“Il cosiddetto processo di Khartoum è un ottimo esempio di dialogo e cooperazione in materia di migrazioni”: lo ha affermato il Commissario UE all’immigrazione Avramopoulos, in Egitto per un incontro con il presidente Al Sisi. Un meeting fissato per discutere come “contrastare l’emergenza e fronteggiare le drammatiche condizioni in cui versano le persone che si imbarcano in viaggi pericolosi, per cercare protezione internazionale o semplicemente provare a avere una vita migliore”. E la strategia prevista dal Commissario UE è tutta volta alla cooperazione con i paesi terzi.

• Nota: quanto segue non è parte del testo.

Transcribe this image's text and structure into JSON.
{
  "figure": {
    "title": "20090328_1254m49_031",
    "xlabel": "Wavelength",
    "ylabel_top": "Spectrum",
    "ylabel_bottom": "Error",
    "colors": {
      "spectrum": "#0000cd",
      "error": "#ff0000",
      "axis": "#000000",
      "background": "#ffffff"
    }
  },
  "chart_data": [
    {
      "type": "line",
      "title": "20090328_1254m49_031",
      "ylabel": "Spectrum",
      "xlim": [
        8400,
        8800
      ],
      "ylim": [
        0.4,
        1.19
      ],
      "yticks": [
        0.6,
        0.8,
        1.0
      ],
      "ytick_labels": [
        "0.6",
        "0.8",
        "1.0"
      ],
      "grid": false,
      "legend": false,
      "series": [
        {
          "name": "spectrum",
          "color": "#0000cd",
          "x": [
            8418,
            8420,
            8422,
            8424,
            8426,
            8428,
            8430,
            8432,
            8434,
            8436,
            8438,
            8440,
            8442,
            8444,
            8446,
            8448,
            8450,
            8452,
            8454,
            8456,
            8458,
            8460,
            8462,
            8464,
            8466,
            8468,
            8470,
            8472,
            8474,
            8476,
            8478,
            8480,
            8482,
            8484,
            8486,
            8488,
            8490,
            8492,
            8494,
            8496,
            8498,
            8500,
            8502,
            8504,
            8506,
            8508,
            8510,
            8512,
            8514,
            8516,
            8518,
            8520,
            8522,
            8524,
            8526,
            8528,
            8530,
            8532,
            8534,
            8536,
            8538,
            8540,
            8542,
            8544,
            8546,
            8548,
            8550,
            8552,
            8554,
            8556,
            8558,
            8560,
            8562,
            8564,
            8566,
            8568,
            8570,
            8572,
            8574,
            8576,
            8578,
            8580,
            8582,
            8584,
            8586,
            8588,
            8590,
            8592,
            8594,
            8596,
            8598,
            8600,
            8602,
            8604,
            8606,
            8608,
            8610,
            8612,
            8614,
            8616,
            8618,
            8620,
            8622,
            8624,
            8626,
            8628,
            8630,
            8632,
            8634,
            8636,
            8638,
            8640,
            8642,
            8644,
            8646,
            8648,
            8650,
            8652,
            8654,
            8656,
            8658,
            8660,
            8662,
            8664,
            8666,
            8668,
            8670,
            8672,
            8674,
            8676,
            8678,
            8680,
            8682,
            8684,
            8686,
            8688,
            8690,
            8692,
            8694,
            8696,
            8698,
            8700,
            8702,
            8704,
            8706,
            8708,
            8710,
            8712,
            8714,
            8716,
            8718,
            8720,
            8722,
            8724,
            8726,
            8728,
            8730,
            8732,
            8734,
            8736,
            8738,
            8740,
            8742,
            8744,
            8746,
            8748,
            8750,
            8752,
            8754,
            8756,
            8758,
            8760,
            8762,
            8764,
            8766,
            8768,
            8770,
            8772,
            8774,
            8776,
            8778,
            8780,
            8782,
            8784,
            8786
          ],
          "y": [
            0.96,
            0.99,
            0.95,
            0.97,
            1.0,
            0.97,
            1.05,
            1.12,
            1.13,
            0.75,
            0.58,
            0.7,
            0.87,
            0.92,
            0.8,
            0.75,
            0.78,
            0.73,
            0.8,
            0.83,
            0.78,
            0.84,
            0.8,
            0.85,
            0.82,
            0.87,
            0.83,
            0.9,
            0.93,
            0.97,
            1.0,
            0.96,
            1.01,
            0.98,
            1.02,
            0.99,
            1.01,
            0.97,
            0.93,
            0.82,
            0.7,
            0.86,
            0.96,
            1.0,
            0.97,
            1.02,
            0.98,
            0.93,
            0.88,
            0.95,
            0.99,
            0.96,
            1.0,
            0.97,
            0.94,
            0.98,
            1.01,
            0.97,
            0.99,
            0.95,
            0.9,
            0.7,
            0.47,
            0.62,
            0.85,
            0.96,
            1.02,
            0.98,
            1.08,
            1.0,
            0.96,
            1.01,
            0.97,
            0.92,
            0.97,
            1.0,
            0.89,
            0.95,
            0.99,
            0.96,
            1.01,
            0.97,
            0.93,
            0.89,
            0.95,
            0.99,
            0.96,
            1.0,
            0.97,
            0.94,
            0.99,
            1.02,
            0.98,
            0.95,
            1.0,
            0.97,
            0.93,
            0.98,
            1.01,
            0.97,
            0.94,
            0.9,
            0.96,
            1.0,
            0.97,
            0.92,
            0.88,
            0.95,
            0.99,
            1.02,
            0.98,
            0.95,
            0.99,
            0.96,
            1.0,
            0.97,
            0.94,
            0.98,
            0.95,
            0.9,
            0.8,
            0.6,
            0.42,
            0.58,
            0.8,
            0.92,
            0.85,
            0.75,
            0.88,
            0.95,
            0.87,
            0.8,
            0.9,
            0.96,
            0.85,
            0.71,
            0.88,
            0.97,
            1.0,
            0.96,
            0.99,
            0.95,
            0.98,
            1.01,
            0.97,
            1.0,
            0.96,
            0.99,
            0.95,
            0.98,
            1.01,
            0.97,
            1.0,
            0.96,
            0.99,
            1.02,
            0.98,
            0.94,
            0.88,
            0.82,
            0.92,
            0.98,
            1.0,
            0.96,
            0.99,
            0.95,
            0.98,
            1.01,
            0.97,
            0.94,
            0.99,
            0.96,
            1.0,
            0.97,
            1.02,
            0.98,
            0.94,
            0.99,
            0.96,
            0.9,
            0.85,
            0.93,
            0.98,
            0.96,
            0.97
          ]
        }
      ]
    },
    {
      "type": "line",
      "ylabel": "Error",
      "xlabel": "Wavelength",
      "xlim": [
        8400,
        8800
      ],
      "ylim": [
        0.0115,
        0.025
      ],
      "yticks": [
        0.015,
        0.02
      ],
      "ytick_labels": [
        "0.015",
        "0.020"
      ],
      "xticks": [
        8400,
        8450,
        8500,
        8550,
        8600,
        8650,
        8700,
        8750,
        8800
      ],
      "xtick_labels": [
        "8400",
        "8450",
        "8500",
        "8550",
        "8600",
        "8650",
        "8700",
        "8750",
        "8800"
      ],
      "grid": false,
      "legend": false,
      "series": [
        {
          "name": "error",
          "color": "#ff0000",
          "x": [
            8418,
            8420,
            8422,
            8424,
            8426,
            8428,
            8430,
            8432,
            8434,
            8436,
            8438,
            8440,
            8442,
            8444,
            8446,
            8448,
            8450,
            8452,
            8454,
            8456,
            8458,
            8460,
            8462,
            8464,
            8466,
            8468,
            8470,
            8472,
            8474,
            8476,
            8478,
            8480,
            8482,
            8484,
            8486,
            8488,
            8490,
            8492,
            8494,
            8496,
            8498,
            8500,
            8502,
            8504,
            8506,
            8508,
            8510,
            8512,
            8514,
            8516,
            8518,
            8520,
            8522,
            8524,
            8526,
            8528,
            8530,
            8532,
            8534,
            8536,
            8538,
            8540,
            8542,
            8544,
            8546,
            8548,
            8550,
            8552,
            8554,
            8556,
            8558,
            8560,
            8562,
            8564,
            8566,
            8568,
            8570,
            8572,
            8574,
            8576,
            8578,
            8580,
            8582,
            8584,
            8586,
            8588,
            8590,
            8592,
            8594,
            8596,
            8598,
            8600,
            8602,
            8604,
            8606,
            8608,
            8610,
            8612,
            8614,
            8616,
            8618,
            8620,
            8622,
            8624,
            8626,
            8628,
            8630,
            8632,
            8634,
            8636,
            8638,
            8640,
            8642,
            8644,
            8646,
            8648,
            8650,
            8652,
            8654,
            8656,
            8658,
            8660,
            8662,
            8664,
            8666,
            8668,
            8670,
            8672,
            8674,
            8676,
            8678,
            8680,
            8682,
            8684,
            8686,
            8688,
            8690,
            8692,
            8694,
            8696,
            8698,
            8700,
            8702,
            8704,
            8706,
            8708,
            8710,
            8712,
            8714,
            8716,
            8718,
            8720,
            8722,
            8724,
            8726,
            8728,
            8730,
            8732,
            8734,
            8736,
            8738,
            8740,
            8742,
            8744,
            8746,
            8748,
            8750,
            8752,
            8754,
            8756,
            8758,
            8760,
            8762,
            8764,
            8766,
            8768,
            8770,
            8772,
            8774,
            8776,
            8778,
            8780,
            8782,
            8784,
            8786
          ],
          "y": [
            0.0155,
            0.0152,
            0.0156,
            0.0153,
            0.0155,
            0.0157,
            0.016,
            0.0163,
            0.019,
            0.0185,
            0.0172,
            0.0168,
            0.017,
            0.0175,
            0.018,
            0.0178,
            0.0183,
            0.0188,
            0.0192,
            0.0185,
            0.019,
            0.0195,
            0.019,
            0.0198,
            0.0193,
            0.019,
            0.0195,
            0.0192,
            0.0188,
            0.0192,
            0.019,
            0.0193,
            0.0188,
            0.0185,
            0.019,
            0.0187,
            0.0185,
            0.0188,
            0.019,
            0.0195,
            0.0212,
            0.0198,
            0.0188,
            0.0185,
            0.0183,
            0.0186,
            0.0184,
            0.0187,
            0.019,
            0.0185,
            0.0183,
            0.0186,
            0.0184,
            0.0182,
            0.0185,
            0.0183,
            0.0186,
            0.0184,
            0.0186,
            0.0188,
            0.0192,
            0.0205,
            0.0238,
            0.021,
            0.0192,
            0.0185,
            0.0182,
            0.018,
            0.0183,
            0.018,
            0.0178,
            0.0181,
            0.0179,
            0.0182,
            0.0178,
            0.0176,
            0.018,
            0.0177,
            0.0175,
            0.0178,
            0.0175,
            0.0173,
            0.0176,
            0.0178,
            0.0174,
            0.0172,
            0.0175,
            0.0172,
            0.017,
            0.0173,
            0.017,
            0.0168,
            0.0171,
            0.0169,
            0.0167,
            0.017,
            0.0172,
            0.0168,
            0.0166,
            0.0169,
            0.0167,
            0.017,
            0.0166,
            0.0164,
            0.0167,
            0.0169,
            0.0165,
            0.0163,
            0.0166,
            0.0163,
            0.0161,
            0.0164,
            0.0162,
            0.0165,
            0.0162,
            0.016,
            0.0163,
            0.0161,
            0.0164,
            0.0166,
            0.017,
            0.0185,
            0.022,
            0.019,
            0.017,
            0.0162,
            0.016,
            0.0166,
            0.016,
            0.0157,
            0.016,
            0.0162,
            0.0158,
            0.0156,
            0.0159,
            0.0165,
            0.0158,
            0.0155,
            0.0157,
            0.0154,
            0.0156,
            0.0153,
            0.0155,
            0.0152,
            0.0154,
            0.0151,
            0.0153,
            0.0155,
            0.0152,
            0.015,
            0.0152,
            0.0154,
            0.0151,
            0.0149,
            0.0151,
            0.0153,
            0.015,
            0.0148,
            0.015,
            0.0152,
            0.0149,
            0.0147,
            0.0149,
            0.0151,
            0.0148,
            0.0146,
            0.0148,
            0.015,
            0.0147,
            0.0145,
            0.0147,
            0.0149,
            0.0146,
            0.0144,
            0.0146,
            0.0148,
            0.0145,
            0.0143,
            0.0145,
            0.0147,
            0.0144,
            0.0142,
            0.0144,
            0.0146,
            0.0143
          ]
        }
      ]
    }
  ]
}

Ma cosa significa nei fatti? “Flussi migratori considerati come una materia da trattare in seno alle relazioni internazionali, accordi con dittatori, costruzione con questi governi di collaborazione in tema di regolamentazione dell’emigrazione, creazione di centri d’accoglienza nei paesi di transito”: ecco in sintesi il processo di Khartoum, descritto da Francesca Materozzi in un approfondimento pubblicato su Corriere delle migrazioni, e analizzato in una puntata della trasmissione radiofonica Passpartù (che vi riproponiamo qui).
Di fatto, una totale “esternalizzazione dei controlli di frontiera”, come sottolinea Fulvio Vassallo Paleologo nel blog Diritti e Frontiere. Una misura che potrebbe rivelarsi molto pericolosa per i migranti, che correrebbero il rischio di rimanere confinati in paesi con sistemi politici instabili – quando non governati direttamente da dittature -, in cui il rispetto dei diritti umani appare molto dubbio: sono moltissime infatti le testimonianze in cui i profughi raccontano di torture, privazione della libertà, sfruttamento. Pratiche subite nei paesi terzi con cui l’Ue prevede una cooperazione in materia migratoria, come la Libia, il Marocco, e anche l’Egitto stesso.
Proprio l’ambasciatore libico in rappresentanza del governo di Tobruk, Ezzedine Al Awami, due giorni fa a Palermo per un incontro con il sindaco della città e presidente di AnciSicilia Leoluca Orlando, ha lanciato un appello all’Unione europea affinché “modifichi la normativa in modo che le pene per coloro che sfruttano la disperazione dei migranti siano le stesse previste per i terroristi”. Nessun accenno ai moltissimi migranti chiusi nelle carceri libiche, così come durante l’incontro a Il Cairo non è stato fatto alcun riferimento alle condizioni in cui vengono trattenuti i profughi.
L’incontro tra Avramopoulos e Al Sisi si è focalizzato sulla cooperazione tra l’Unione europea e i paesi terzi, “in particolare l’Egitto”, sulla “prevenzione dell’immigrazione irregolare”, sulla “lotta ai trafficanti” e sul “contrasto del terrorismo jihadista”. “Ma l’UE e i nostri vicini non pensano solo alla prevenzione dell’immigrazione irregolare. Vogliamo discutere della mobilità, della necessità di garantire protezione internazionale, e anche di come creare più possibilità per la migrazione legale e lavorativa”, ha affermato Avramopoulos. Ma nella pratica le uniche azioni previste sono “la lotta ai trafficanti di esseri umani”. “Progetti futuri potrebbero essere previsti su altre tematiche, come la migrazione legale e la protezione”, ha dichiarato Avramopoulos. Lasciando ancora una volta le istanze più urgenti nell’alveo del condizionale.